The three main financial statements of a business plan is the income statement, balance sheet and cash flow of cash.
Income Statement
This statement (also called the income statement) shows the turnover, costs of doing business, and other expenses, taxes and benefits (or net revenues) for periods of time given. In the recent past periods and 1 to three years, the income statement generally shows the quarterly numbers to give more details. Annual data are sample for up to five years in the future. The income statement shows profitability, and ratios, profit margin (net income divided by revenue) one can easily deduce from this statement.
Donor funds are directed to this statement see indicators such as growth in the absolute level of sales, the absolute level of net income and earnings (representing the company more efficient conversion of sales to profits).
Sheet Balance
The balance Unlike the other two statements, shows pictures of the company's financial situation at some point in time. At the end of the year, for example, the log shows the value of the assets, liabilities and net worth (sometimes called a shareholder or shareholder wealth), drilling deep in each of these categories as needed. The word "balance" refers to the fact that the value of assets is always equal to the total value liabilities and equity, creating a balance in the equation (A = L + SE).

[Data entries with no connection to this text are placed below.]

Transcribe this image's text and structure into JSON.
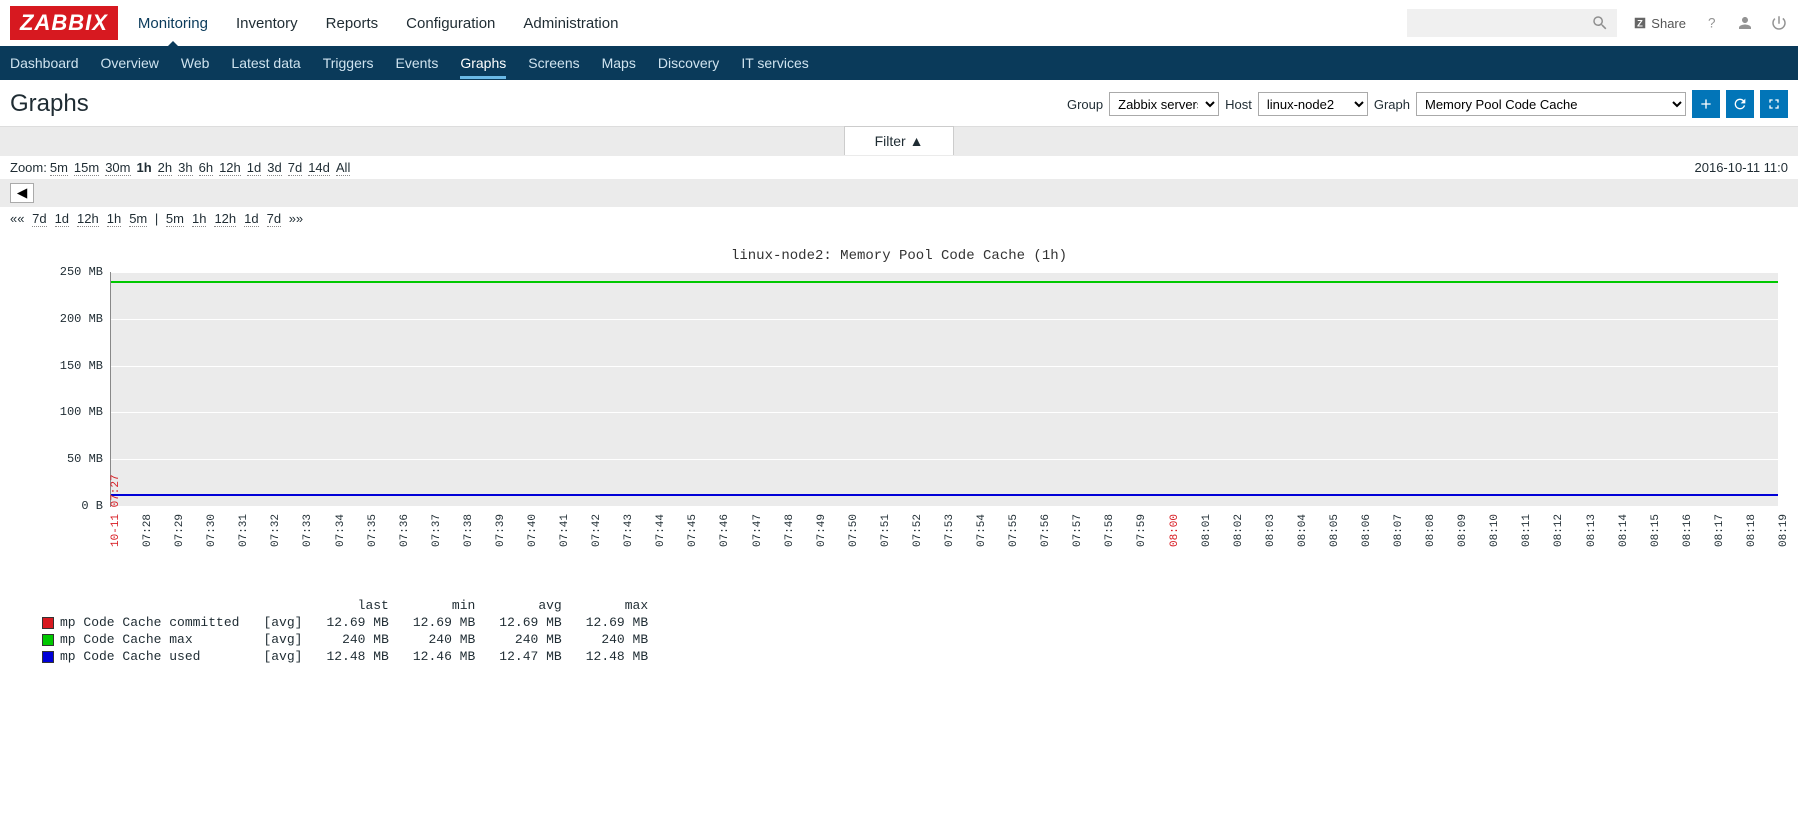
{
  "logo": "ZABBIX",
  "topnav": [
    "Monitoring",
    "Inventory",
    "Reports",
    "Configuration",
    "Administration"
  ],
  "topnav_active": 0,
  "share_label": "Share",
  "subnav": [
    "Dashboard",
    "Overview",
    "Web",
    "Latest data",
    "Triggers",
    "Events",
    "Graphs",
    "Screens",
    "Maps",
    "Discovery",
    "IT services"
  ],
  "subnav_active": 6,
  "page_title": "Graphs",
  "filters": {
    "group_label": "Group",
    "group_value": "Zabbix servers",
    "host_label": "Host",
    "host_value": "linux-node2",
    "graph_label": "Graph",
    "graph_value": "Memory Pool Code Cache"
  },
  "filter_tab": "Filter ▲",
  "zoom_label": "Zoom:",
  "zoom_levels": [
    "5m",
    "15m",
    "30m",
    "1h",
    "2h",
    "3h",
    "6h",
    "12h",
    "1d",
    "3d",
    "7d",
    "14d",
    "All"
  ],
  "zoom_selected": "1h",
  "timestamp_right": "2016-10-11 11:0",
  "nav_back": [
    "7d",
    "1d",
    "12h",
    "1h",
    "5m"
  ],
  "nav_fwd": [
    "5m",
    "1h",
    "12h",
    "1d",
    "7d"
  ],
  "chart": {
    "title": "linux-node2: Memory Pool Code Cache (1h)",
    "ylim_max": 250,
    "ylabels": [
      {
        "v": 250,
        "t": "250 MB"
      },
      {
        "v": 200,
        "t": "200 MB"
      },
      {
        "v": 150,
        "t": "150 MB"
      },
      {
        "v": 100,
        "t": "100 MB"
      },
      {
        "v": 50,
        "t": "50 MB"
      },
      {
        "v": 0,
        "t": "0 B"
      }
    ],
    "xfirst": "10-11 07:27",
    "xlabels": [
      "07:28",
      "07:29",
      "07:30",
      "07:31",
      "07:32",
      "07:33",
      "07:34",
      "07:35",
      "07:36",
      "07:37",
      "07:38",
      "07:39",
      "07:40",
      "07:41",
      "07:42",
      "07:43",
      "07:44",
      "07:45",
      "07:46",
      "07:47",
      "07:48",
      "07:49",
      "07:50",
      "07:51",
      "07:52",
      "07:53",
      "07:54",
      "07:55",
      "07:56",
      "07:57",
      "07:58",
      "07:59",
      "08:00",
      "08:01",
      "08:02",
      "08:03",
      "08:04",
      "08:05",
      "08:06",
      "08:07",
      "08:08",
      "08:09",
      "08:10",
      "08:11",
      "08:12",
      "08:13",
      "08:14",
      "08:15",
      "08:16",
      "08:17",
      "08:18",
      "08:19"
    ],
    "xmark": "08:00",
    "series": [
      {
        "name": "mp Code Cache max",
        "value": 240,
        "color": "#00c800"
      },
      {
        "name": "mp Code Cache committed",
        "value": 12.69,
        "color": "#d71920"
      },
      {
        "name": "mp Code Cache used",
        "value": 12.48,
        "color": "#0000d7"
      }
    ],
    "plot_bg": "#ebebeb",
    "grid_color": "#ffffff"
  },
  "legend": {
    "cols": [
      "last",
      "min",
      "avg",
      "max"
    ],
    "rows": [
      {
        "color": "#d71920",
        "label": "mp Code Cache committed",
        "agg": "[avg]",
        "vals": [
          "12.69 MB",
          "12.69 MB",
          "12.69 MB",
          "12.69 MB"
        ]
      },
      {
        "color": "#00c800",
        "label": "mp Code Cache max",
        "agg": "[avg]",
        "vals": [
          "240 MB",
          "240 MB",
          "240 MB",
          "240 MB"
        ]
      },
      {
        "color": "#0000d7",
        "label": "mp Code Cache used",
        "agg": "[avg]",
        "vals": [
          "12.48 MB",
          "12.46 MB",
          "12.47 MB",
          "12.48 MB"
        ]
      }
    ]
  }
}
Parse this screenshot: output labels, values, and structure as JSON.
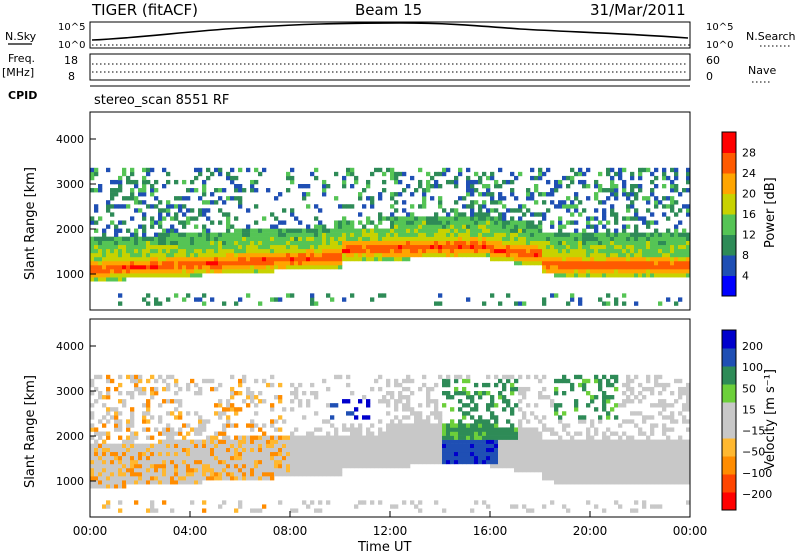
{
  "header": {
    "station": "TIGER (fitACF)",
    "beam": "Beam 15",
    "date": "31/Mar/2011"
  },
  "strips": {
    "nsky_label": "N.Sky",
    "nsearch_label": "N.Search",
    "nsky_ticks": [
      "10^5",
      "10^0"
    ],
    "nsky_right_ticks": [
      "10^5",
      "10^0"
    ],
    "freq_label_1": "Freq.",
    "freq_label_2": "[MHz]",
    "freq_ticks": [
      "18",
      "8"
    ],
    "nave_ticks": [
      "60",
      "0"
    ],
    "nave_label": "Nave",
    "cpid_label": "CPID",
    "cpid_value": "stereo_scan 8551 RF"
  },
  "colors": {
    "power_scale": [
      "#0000ff",
      "#1f4fb4",
      "#2e8b57",
      "#55c455",
      "#c8d200",
      "#ffa500",
      "#ff5a00",
      "#ff0000"
    ],
    "velocity_scale": [
      "#ff0000",
      "#ff4500",
      "#ff8c00",
      "#ffb830",
      "#c8c8c8",
      "#c8c8c8",
      "#6ccf3a",
      "#2e8b57",
      "#1f4fb4",
      "#0000cc"
    ]
  },
  "chart_data": [
    {
      "type": "heatmap",
      "name": "power",
      "ylabel": "Slant Range [km]",
      "yticks": [
        "4000",
        "3000",
        "2000",
        "1000"
      ],
      "ylim": [
        200,
        4600
      ],
      "xlim": [
        0,
        24
      ],
      "colorbar": {
        "label": "Power [dB]",
        "ticks": [
          "28",
          "24",
          "20",
          "16",
          "12",
          "8",
          "4"
        ],
        "range": [
          0,
          32
        ]
      }
    },
    {
      "type": "heatmap",
      "name": "velocity",
      "ylabel": "Slant Range [km]",
      "yticks": [
        "4000",
        "3000",
        "2000",
        "1000"
      ],
      "ylim": [
        200,
        4600
      ],
      "xlim": [
        0,
        24
      ],
      "xticks": [
        "00:00",
        "04:00",
        "08:00",
        "12:00",
        "16:00",
        "20:00",
        "00:00"
      ],
      "xlabel": "Time UT",
      "colorbar": {
        "label": "Velocity [m s⁻¹]",
        "ticks": [
          "200",
          "100",
          "50",
          "15",
          "−15",
          "−50",
          "−100",
          "−200"
        ]
      }
    }
  ]
}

Lenders use the balance in relation to the declaration of income to calculate the ratios, as return on assets, return on equity and return on invested capital. These figures show how the assets and the investment in the company are used to generate profits.
Cash Flow
Cash flow table, also called the state cash flow shows the inputs and outputs of company funds for a period of time, as the tax return. Unlike income tax, All figures are in terms of money and are generally divided into three sections, operation, financing and investment, covering certain transactions not recognized in the income statement. Corresponding cash flow to cash provided by operating sales and money for operating expenses and inventory. Cash Flow Liquidity The Funding is provided by lenders and investors and attention to donors when they repaid the principal or dividends are paid, for example. Cash flows Invest show that investment in additional assets to the workplace, including the purchase of equipment and leasehold improvements on leased property.